L’indiscrezione è della Bbc: la Russia potrebbe accettare da alcuni Paesi i Bitcoin come pagamento per le forniture di gas e petrolio. Un’altra possibile mossa di Putin per far fronte alle sanzioni?
I Bitcoin presto potrebbero entrare in scena nella complessa partita a scacchi internazionale che si sta giocando sullo sfondo della guerra in Ucraina. Da tempo infatti si parla delle criptovalute come un possibile strumento in mano alla Russia per cercare di aggirare le sanzioni imposte dall’Occidente.

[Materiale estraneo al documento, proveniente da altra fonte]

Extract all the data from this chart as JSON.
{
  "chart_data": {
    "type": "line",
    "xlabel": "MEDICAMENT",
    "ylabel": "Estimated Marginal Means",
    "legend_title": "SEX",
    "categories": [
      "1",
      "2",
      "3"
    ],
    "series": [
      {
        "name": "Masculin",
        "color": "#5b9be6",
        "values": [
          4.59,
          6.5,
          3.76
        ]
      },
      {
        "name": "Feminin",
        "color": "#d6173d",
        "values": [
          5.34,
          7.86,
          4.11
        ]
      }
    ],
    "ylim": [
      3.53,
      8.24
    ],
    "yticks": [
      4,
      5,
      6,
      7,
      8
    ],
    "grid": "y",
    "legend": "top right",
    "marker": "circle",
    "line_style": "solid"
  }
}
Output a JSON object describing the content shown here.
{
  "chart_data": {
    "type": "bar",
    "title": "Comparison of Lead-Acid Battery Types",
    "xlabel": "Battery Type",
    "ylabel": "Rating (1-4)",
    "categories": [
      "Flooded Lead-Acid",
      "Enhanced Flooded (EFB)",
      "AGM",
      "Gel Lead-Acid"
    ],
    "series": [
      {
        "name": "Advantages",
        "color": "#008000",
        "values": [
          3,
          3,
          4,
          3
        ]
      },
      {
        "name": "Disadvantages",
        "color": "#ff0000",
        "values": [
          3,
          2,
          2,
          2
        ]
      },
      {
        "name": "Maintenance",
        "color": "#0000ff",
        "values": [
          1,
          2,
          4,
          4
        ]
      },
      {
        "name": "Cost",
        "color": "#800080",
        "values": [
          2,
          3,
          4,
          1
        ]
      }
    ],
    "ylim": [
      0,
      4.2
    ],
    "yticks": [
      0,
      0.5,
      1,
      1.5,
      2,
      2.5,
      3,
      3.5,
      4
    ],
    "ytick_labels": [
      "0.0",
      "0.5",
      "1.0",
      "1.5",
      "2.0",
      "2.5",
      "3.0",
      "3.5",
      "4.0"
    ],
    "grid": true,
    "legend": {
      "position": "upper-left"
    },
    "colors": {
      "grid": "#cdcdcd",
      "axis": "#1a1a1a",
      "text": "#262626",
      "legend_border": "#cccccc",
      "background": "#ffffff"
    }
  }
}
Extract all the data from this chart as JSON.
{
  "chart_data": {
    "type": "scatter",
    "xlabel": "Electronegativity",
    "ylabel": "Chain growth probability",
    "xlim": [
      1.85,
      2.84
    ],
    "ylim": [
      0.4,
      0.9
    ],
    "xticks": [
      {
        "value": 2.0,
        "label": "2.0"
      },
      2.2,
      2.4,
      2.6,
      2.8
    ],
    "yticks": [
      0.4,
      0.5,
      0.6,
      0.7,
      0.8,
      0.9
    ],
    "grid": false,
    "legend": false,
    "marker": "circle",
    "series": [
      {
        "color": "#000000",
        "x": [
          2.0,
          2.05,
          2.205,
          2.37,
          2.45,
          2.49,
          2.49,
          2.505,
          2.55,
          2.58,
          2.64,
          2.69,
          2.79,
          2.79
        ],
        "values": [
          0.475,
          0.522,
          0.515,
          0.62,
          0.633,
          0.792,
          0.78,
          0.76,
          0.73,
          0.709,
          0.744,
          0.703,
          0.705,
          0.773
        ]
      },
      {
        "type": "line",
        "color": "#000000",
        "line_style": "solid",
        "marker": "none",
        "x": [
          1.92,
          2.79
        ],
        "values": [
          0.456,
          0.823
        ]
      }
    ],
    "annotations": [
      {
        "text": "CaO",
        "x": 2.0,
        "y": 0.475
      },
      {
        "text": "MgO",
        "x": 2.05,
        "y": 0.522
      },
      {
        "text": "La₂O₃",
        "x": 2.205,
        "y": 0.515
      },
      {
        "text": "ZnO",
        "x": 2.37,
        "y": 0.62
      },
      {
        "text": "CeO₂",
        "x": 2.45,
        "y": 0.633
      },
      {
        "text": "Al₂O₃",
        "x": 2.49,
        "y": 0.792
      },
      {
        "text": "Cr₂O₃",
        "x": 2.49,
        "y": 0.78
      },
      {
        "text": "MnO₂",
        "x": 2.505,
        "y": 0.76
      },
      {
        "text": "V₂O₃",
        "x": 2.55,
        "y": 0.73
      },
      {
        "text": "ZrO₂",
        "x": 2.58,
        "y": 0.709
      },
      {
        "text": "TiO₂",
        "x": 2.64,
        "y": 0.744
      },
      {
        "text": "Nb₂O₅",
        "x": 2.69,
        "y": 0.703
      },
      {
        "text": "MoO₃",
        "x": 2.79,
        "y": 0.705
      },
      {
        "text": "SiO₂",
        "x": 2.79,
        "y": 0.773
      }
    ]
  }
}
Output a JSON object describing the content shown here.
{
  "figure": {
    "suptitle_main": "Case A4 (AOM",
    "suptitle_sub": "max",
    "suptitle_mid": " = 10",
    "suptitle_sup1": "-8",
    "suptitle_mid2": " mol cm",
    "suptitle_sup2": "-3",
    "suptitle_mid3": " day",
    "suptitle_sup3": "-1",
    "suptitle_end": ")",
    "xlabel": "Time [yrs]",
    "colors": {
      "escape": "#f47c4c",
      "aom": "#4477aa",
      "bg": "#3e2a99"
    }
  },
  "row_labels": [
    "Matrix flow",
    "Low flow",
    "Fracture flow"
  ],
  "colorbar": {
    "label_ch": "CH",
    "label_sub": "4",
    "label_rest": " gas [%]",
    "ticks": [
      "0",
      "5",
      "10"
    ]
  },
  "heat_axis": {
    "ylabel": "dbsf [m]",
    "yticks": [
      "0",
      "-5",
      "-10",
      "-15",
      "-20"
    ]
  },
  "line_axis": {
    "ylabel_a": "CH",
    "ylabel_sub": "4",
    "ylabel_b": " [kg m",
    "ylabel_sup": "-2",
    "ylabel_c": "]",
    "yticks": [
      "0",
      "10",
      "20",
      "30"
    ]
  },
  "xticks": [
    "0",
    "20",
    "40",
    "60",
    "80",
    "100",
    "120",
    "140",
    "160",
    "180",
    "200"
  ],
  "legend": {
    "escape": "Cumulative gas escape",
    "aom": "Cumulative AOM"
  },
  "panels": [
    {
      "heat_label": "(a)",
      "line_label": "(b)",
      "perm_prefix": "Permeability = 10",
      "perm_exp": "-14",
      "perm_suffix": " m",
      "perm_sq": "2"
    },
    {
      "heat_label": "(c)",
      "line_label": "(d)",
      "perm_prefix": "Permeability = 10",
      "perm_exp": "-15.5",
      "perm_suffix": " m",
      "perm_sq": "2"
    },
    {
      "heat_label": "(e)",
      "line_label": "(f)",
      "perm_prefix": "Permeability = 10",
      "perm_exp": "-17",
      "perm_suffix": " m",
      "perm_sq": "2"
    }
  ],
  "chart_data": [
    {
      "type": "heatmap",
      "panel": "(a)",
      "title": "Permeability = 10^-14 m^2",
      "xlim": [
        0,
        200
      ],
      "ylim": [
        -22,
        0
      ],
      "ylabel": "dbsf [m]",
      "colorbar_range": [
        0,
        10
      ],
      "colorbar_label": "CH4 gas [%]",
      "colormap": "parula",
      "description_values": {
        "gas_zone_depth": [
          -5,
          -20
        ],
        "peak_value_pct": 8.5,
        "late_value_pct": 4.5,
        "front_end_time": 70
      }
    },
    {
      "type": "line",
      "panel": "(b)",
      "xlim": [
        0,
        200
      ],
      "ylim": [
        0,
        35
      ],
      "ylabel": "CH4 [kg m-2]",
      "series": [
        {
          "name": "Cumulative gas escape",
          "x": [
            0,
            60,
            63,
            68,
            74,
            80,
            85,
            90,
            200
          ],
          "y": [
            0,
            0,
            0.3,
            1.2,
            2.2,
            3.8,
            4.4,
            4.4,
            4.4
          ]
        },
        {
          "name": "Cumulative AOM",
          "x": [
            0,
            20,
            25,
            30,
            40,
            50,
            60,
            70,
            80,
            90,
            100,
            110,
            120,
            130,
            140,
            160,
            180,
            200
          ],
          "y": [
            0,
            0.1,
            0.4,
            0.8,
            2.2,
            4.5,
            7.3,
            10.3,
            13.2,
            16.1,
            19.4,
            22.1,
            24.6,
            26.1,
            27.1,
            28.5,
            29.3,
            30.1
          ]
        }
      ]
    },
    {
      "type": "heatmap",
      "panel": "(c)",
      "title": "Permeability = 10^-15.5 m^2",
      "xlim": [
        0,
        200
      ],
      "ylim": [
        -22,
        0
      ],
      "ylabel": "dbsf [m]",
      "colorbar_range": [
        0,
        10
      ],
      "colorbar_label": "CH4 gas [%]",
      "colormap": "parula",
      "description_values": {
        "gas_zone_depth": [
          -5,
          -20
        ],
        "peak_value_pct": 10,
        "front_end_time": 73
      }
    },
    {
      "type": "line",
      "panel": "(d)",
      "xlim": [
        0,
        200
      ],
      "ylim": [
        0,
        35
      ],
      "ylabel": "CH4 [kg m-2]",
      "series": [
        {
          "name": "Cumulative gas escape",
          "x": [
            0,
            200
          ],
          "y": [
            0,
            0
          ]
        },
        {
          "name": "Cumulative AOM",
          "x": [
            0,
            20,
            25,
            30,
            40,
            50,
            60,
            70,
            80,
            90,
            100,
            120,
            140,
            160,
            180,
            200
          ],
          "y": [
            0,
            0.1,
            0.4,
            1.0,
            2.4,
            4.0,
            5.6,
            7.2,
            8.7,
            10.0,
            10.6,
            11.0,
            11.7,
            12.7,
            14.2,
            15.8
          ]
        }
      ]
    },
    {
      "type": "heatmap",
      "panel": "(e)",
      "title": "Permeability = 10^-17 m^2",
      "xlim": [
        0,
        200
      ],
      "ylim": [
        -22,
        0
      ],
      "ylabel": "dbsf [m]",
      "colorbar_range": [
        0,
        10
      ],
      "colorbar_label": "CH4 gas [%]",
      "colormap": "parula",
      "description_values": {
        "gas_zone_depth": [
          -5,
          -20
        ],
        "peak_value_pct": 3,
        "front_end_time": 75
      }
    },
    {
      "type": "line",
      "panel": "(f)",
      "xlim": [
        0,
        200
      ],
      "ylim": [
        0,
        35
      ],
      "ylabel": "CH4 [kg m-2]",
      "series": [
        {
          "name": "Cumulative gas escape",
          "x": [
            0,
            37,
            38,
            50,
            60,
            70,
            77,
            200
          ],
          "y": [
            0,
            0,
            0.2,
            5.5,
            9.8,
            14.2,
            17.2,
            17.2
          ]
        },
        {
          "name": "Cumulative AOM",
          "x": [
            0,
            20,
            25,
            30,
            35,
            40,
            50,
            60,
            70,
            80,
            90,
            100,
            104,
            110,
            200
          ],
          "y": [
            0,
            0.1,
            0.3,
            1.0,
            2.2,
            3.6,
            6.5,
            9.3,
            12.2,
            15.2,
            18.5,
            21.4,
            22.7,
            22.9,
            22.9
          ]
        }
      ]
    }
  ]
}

Da quando Stati Uniti e Unione europea hanno messo in campo pesanti sanzioni per colpire Mosca e i suoi oligarchi, non risparmiando anche il patrimonio personale di Vladimir Putin, molto si è scritto sul possibile ricorso alle criptovalute come modo per effettuare pagamenti e operazioni bypassando così i canali tradizionali ora diventati quasi off-limits.
Ipotesi queste finora rimaste sempre come tali, visto che al momento sembrerebbe che la Russia non abbia fatto ricorso ai Bitcoin per aggirare le sanzioni. Nelle ultime ore però è arrivata una indiscrezione che potrebbe rimescolare le carte in tavola.
Come riporta la Bbc che ha citato il capo della commissione per l’energia russa Pavel Zavalny, Mosca starebbe considerando l’ipotesi di accettare, da alcuni Paesi, il pagamento per la fornitura di gas e petrolio anche in Bitcoin.
Inoltre sempre Zavalny avrebbe affermato che i Paesi considerati “amici” come la Cina e la Turchia che “non sono coinvolti nella pressione delle sanzioni”, potrebbero anche essere autorizzati a pagare nelle loro valute locali.
Mentre l’Occidente, Italia in testa, sembrerebbe essere pronto all’ennesimo braccio di ferro con Vladimir Putin questa volta sulla modalità di pagamento del gas russo, i Bitcoin potrebbero essere una sorta di asso nella manica per il Cremlino.
La Russia, il gas e i Bitcoin
In questa guerra 2.0 da molti analisti definita come “ibrida”, le risorse naturali e in particolare il gas e il petrolio sono un inevitabile convitato di pietra nei complessi tavoli diplomatici in corso.
A seguito dell’invasione dell’Ucraina, gli Stati Uniti hanno deciso di stoppare l’importazione di gas e petrolio dalla Russia, che comunque rappresentano una minima parte del fabbisogno nazionale, invitando l’Europa molto più restia a riguardo a fare altrettanto.
A seguito della serie di sanzioni decise dall’Occidente nei confronti di Mosca, alcuni giorni fa Vladimir Putin ha annunciato che pretenderà il pagamento dell’energia venduta ai “Paesi ostili” esclusivamente in rubli.
Una mossa che non è piaciuta affatto all’Ue, con gli Stati membri che nel corso del Consiglio europeo hanno stilato una sorta di cronoprogramma per superare la dipendenza energetica verso la Russia entro il 2027. Nel frattempo Joe Biden ha assicurato a Ursula von der Leyen che gli Usa aumenteranno le consegne di Gnl al Vecchio Continente fino 50 miliardi di metri cubi annui almeno fino al 2030.
A margine del vertice di Bruxelles, Mario Draghi ha definito la scelta di Vladimir Putin di accettare pagamenti per le fonti energetiche solo in rubli “una violazione contrattuale, i contratti sono considerati violati se questa clausola viene applicata dalla Russia”.
In questo scenario la notizia dell’apertura riservata ad alcuni Paesi da parte di Mosca ai pagamenti anche in Bitcoin per il gas, se confermata potrebbe agitare ulteriormente le acque internazionali.
Nel momento in cui i colloqui di pace sembrerebbero essersi impantanati dopo il velato ottimismo della scorsa settimana, il timore è che la questione delle forniture energetiche possa diventare una nuova pistola di Sarajevo: anche se tutti a parole sembrerebbero essere disposti a fare il possibile pur di evitare un allargamento del conflitto, al momento nessun vero sforzo diplomatico per un cessate il fuoco appare essere all’orizzonte.